By contrast, we will continue to have systems in which you need to be very certain that a row of data is valid at the moment it is inserted into the database or else you will have highly negative consequences; one could conjure an almost infinite number of scenarios where this is important. For such applications, the relational paradigm with its structure and constraints – its beneficial rigidity, we could say -- will continue to be a feasible approach.
So with my newfound comfort that the NoSQL technologies are complementing, not necessarily supplanting, our traditional systems, it got me to thinking about applications of the technology within our enterprise. One place with potentially huge benefits would be data warehousing, for a couple of reasons: integration of new data would not require that all the rigid schema and ETL be pre-specified for the warehouse, which is probably the biggest time and money sump in warehousing today (a point Geoff Malafsky, founder of Phasic Systems, has been hammering home at conferences and in online discussions), and because of their relatively easily scaled performance and, it should be noted, easy port to the cloud.
But NoSQL systems from what I’ve gleaned are not terribly efficient forms of data storage. In a relational system we define the metadata once, in the DDL, and the rest is all data which the system understands to conform to the structure defined in the metadata. In NoSQL systems, the metadata are described alongside almost each and every datum. For systems storing large objects like photographs, documents, or videos, the volume of data greatly exceeds the metadata, but it is perfectly possible to have systems where the volume of metadata dwarfs the actual data. In the era of cheap massive storage maybe this is not such an issue, but try telling that to the guys managing the storage arrays at my company.

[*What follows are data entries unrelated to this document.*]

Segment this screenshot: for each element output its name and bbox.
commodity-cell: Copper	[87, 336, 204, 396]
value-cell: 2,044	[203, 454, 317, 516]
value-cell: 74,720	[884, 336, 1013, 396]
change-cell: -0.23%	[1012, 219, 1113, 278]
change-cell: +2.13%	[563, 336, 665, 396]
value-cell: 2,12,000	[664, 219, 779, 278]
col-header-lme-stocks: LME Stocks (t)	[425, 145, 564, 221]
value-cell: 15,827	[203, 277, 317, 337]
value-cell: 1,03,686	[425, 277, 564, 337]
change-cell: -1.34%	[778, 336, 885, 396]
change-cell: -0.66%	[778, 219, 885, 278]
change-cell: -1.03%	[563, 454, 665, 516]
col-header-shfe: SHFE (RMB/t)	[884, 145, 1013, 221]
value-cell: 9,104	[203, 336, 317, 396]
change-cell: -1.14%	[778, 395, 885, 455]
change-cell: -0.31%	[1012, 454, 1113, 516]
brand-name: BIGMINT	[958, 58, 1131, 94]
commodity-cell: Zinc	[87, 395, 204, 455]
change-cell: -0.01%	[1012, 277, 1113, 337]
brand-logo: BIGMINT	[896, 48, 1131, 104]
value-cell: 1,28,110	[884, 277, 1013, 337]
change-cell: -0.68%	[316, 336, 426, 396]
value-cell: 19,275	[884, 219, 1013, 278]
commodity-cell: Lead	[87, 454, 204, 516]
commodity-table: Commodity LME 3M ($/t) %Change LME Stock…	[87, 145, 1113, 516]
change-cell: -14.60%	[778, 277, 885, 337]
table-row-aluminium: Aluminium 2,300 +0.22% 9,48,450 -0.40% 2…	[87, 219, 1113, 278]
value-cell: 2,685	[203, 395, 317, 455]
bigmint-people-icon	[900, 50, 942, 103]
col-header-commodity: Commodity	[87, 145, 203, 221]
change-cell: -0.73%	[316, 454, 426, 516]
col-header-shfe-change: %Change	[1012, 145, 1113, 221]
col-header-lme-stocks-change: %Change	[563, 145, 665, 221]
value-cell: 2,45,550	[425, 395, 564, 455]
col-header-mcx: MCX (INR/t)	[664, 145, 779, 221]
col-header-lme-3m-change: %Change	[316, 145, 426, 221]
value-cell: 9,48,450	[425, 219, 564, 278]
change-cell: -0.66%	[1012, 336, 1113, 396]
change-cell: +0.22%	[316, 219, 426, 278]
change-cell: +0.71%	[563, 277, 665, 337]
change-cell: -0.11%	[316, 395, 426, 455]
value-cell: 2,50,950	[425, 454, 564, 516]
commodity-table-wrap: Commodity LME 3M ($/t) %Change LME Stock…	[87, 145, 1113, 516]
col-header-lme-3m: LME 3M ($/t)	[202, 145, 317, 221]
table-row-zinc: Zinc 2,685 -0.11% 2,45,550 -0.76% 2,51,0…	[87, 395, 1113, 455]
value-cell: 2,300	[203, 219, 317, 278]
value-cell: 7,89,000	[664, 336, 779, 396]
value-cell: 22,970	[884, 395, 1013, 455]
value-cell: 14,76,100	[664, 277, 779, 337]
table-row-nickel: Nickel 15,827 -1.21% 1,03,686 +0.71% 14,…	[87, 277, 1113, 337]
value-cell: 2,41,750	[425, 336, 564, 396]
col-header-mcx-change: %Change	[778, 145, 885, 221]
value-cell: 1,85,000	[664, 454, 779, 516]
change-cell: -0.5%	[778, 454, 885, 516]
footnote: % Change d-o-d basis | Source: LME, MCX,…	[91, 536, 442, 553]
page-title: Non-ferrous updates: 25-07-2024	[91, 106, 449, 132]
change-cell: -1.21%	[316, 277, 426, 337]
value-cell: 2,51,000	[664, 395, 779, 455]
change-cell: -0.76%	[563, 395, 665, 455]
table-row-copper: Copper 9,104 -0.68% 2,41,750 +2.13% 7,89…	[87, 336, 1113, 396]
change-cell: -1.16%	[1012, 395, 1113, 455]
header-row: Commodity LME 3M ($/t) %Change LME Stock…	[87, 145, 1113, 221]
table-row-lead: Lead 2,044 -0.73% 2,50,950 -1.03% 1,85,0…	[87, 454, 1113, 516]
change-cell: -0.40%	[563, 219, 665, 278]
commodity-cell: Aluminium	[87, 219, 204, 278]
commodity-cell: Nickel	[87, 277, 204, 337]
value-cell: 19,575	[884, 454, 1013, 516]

The other gray area for me, especially in corporate data warehousing, is the important problem of how we capture and describe the business metadata of a NoSQL system. This is something we’ve gotten pretty good at over the last 15 years when we start with our logical and physical model representations and attach definitions to each entity or attribute. In a paradigm in which you effectively acquire the data first and describe it later, how will that work? Please post a comment if you have thoughts on this. It will be the next phase of my NoSQL education… now that I’ve gotten past the anxieties.